The late comedian Norm Macdonald was once asked if he agreed that stand-up comics were modern day philosophers.
“Well, that just makes me sad for the actual modern-day philosophers,” was his conclusion. Comedy can be intelligent, as Norm himself proved, but when the wittiest bon mot pales in comparison to a man getting hit below the belt, it pays to be humble.
“The Naked Gun,” a reboot of the 1988 classic and released in theaters Aug. 1, is one of the funniest theatrical comedies in recent memory because it understands this so well. Its contemporaries have experienced mission drift, losing sight of humor to instead make you feel or, God forbid, learn. They can feel that shudder down my spine all the way in Calabasas. “The Naked Gun” does its predecessor proud by having no pride, never letting things like ego or dignity get in the way of making you laugh.
The movie takes a buckshot approach to comedy, throwing so many jokes at the wall that even if some miss, it will find its target at least once a minute. It deploys jokes, puns, reheated Borscht Belt one-liners, even flatulence if all else fails. These gags rarely fail, so the noble gas is often included for its own righteous sake. The jokes are also, blessedly, jokes. The recent modus operandi of comedy films has been to keep the cameras rolling and the actors riffing, compiling the best improvisations. This results in comedy that feels formless, a jam session where the joke is ultimately on you. Even the stupidest jokes here are constructed, putting pen to paper to find the proper way of getting dog excrement onto the heel.
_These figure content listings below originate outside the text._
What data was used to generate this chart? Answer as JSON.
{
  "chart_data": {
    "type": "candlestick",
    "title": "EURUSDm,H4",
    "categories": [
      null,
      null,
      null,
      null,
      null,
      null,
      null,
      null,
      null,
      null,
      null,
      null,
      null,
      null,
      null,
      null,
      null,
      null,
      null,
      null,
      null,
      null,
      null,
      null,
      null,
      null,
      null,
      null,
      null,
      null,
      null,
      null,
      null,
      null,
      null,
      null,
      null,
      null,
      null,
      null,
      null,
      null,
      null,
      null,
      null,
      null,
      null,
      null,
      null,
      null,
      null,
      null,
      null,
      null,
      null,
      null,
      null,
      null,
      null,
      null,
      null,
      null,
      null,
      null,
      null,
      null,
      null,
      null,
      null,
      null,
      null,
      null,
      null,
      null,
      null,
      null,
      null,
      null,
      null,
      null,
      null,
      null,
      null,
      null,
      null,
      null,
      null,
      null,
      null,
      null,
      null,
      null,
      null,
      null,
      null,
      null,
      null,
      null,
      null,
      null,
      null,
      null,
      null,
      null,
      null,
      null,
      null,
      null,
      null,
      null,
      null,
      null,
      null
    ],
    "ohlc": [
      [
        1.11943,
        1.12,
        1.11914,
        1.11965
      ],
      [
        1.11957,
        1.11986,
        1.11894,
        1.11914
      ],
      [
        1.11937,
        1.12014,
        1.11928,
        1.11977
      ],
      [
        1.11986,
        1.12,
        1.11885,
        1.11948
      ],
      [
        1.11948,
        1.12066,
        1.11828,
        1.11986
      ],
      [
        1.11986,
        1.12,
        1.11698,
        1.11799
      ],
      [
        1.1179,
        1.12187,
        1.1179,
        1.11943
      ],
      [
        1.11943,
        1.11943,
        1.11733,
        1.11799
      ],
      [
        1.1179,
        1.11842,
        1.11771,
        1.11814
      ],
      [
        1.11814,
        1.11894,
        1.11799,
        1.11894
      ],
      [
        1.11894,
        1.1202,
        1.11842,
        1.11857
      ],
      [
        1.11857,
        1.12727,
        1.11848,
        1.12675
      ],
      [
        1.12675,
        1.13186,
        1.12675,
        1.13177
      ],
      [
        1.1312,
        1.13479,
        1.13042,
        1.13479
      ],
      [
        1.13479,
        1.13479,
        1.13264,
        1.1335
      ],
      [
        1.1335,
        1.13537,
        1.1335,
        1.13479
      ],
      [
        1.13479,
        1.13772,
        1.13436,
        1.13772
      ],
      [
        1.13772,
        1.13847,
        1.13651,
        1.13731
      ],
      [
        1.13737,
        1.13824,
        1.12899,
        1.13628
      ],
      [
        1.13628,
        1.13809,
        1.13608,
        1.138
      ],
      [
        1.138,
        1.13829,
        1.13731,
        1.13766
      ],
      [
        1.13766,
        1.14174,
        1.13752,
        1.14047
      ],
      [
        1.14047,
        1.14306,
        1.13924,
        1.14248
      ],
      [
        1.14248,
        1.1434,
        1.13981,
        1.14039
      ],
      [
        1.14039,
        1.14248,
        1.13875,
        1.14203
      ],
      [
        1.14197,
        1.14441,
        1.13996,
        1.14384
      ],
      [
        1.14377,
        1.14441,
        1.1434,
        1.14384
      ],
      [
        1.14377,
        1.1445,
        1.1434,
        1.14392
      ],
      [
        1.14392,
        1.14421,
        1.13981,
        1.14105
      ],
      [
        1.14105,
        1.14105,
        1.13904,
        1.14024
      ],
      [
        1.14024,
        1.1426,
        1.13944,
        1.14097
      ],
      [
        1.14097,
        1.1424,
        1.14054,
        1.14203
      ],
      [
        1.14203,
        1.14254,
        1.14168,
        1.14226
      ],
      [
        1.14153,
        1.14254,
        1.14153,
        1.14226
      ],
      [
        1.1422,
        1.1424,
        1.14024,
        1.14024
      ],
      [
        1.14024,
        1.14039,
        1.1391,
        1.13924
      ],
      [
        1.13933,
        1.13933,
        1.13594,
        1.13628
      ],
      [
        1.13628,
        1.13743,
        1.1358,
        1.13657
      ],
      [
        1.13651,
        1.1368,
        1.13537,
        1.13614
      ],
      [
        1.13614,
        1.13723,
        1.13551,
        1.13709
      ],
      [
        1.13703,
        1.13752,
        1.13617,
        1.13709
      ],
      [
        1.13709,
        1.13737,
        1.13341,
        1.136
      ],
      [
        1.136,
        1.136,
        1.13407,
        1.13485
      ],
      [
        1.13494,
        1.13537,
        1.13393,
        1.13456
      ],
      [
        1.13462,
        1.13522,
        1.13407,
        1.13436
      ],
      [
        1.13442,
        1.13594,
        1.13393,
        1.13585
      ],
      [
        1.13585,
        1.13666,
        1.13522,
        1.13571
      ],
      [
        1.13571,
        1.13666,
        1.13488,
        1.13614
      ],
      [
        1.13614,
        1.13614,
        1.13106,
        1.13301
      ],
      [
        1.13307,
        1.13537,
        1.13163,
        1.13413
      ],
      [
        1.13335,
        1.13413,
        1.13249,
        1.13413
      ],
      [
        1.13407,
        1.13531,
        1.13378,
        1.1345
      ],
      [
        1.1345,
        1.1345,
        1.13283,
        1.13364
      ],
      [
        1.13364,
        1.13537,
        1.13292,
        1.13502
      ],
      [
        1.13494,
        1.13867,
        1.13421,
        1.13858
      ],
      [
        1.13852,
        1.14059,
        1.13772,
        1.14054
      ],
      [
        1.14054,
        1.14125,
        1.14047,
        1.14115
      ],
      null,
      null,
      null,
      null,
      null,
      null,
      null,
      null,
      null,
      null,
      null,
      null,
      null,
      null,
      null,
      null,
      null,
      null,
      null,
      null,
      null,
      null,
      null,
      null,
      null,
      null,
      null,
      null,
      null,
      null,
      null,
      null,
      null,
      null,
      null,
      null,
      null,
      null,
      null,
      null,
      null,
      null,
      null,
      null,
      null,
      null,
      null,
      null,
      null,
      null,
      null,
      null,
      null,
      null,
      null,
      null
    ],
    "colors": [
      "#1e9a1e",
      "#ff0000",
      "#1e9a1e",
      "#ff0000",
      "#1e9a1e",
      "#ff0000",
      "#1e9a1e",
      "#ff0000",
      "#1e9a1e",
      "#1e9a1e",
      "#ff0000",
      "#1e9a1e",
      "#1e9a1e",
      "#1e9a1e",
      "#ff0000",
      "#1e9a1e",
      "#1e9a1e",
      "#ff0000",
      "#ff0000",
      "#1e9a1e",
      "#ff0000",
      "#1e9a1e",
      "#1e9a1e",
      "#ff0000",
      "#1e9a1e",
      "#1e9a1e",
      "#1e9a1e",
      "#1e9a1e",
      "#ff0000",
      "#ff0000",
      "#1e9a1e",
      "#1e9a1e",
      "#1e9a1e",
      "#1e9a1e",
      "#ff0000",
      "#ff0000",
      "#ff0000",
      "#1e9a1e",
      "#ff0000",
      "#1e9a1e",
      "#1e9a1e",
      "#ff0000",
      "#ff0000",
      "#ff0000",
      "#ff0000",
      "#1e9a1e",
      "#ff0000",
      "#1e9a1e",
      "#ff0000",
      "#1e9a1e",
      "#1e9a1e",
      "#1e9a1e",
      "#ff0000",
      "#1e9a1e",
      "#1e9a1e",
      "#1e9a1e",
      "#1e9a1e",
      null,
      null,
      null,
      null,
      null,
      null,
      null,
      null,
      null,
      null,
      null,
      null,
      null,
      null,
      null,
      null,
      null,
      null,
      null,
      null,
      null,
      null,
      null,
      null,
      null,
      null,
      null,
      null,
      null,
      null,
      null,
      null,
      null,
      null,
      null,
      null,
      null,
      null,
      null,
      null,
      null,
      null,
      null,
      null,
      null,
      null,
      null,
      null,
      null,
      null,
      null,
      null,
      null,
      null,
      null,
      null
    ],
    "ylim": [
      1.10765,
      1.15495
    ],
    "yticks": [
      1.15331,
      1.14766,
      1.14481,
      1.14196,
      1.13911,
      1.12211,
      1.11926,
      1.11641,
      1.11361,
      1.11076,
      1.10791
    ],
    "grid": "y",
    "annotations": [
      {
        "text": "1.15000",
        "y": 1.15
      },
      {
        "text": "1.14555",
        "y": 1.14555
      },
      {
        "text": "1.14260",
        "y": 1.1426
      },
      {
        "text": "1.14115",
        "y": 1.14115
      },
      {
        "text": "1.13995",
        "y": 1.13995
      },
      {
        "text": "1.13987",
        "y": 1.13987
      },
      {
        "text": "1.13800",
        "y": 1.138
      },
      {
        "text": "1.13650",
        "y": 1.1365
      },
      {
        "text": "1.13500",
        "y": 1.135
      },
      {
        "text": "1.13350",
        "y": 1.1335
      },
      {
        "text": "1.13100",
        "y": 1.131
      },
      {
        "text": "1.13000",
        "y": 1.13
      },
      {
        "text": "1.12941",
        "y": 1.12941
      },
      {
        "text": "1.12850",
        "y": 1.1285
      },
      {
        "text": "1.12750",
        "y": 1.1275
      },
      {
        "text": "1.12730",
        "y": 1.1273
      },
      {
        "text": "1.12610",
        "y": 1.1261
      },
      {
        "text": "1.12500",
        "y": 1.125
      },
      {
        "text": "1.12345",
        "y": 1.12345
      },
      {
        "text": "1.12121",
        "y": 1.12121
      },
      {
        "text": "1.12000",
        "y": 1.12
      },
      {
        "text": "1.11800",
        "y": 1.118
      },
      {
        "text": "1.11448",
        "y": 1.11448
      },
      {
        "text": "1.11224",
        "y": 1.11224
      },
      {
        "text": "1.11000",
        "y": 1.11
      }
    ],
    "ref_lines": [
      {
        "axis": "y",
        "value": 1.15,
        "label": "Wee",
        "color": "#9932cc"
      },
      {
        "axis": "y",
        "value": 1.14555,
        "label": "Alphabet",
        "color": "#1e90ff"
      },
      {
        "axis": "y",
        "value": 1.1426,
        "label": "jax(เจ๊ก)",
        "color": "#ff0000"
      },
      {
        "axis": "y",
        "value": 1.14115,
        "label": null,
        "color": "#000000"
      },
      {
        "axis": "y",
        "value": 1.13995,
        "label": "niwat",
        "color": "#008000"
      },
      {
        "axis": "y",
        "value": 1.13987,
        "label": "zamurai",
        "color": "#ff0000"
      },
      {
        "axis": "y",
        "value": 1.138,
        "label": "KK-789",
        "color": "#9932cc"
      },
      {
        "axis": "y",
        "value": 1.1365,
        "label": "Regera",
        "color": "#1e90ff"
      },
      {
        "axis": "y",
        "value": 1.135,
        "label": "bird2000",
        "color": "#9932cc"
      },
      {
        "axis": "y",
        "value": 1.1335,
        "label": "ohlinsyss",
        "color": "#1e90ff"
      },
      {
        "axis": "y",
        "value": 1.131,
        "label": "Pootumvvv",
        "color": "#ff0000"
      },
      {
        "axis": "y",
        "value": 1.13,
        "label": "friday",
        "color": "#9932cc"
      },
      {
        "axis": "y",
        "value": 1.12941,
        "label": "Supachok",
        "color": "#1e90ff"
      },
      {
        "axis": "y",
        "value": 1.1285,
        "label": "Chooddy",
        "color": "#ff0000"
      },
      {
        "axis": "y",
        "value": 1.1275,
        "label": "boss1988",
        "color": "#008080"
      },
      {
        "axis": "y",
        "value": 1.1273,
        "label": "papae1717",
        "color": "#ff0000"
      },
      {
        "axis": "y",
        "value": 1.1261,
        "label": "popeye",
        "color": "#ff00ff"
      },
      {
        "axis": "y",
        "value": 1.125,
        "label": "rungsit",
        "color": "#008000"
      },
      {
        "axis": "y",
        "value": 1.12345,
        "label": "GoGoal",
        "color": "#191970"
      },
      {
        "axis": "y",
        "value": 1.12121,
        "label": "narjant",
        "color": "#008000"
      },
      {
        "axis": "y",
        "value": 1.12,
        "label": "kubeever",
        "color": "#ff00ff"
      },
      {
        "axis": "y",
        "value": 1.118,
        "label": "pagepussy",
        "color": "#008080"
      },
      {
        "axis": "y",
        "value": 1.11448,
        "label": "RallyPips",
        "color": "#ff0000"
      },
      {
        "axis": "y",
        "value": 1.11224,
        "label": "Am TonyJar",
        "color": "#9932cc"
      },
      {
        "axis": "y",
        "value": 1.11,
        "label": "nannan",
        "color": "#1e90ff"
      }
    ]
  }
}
There’s humor even in the casting. Liam Neeson takes over for the late, great Leslie Nielsen. Neeson plays Detective Frank Drebin Jr., son of Nielsen and Priscilla Presley of the previous “Naked Gun” (the movie never comments on the fact that Neeson is only seven years younger than his supposed mother, so we must declare it another gag).

Unlike many actors fresh to comedy, Neeson has the wisdom to play it entirely straight, sending up his action star persona by not changing an iota of it. He growls his puns with the same gravitas he used to browbeat Frenchmen into returning his daughter. The whole movie rests on him never winking.
Drebin (Neeson) is a detective in Police Squad, an elite department of the LAPD. Like so many detective stories he soon finds that two different cases are in some way connected, one involving the robbery of a high-priced piece of technology (helpfully titled the P.L.O.T device), the other a death in a suspicious car crash. The dead man’s boss, tech mogul Richard Cane (Danny Huston) wants it all to go away quietly, while the dead man’s sister (Pamela Anderson) wants answers, and maybe Drebin too if screentime permits.
For all my preamble about how this movie prioritizes humor over message, there is one lurking if you sift through the scatologies. A friend pointed out to me how this is a surprisingly old cast for a blockbuster. In the film, they play characters struggling to adapt to modernity: Drebin is bamboozled by body cams and driverless cars, while Cane hates the brave new world he helped create. His own solution is a nefarious scheme to wipe the slate clean, while Drebin, befuddled as always, would rather win hearts to the old school rather than stop them cold.
The age of the characters, and our long history with the actors, adds something to the experience. We’ve been cracking jokes about old man Neeson in action flicks for almost 20 years — but now we look up and are startled to find he truly is an old man. The wrinkles and the twinkle in his eye do much to blunt the outrageousness of 90% of his dialogue.
Then there is Pamela Anderson, whose reputation for the last 30 years would keep her out of a Catholic magazine. But then again, the years breed familiarity, and in Anderson’s case, they have also brought a healthy level of introspection about some of her life choices. In any case, I found myself delighted by her and her performance. A couple decades on from Baywatch and she’s finally found her proper niche.
Every once in a while, I remember that my primary audience in these pages include esteemed members of the clergy, and the devout mothers of all my friends. Thinking about “The Naked Gun,” I wondered how I could justify endorsing a film of such wanton, even gratuitous bad taste.
Thankfully, Catholics have a maneuver around this conundrum: to call the offending material Chaucerian. The 14th-century English writer Geoffrey Chaucer was a good Catholic and also a total vulgarian, and he provides the edifying gloss that allows one to laugh at a good old-fashioned dirty joke. So you heard it here first: “The Naked Gun” is our generation’s equivalent of “The Canterbury Tales.”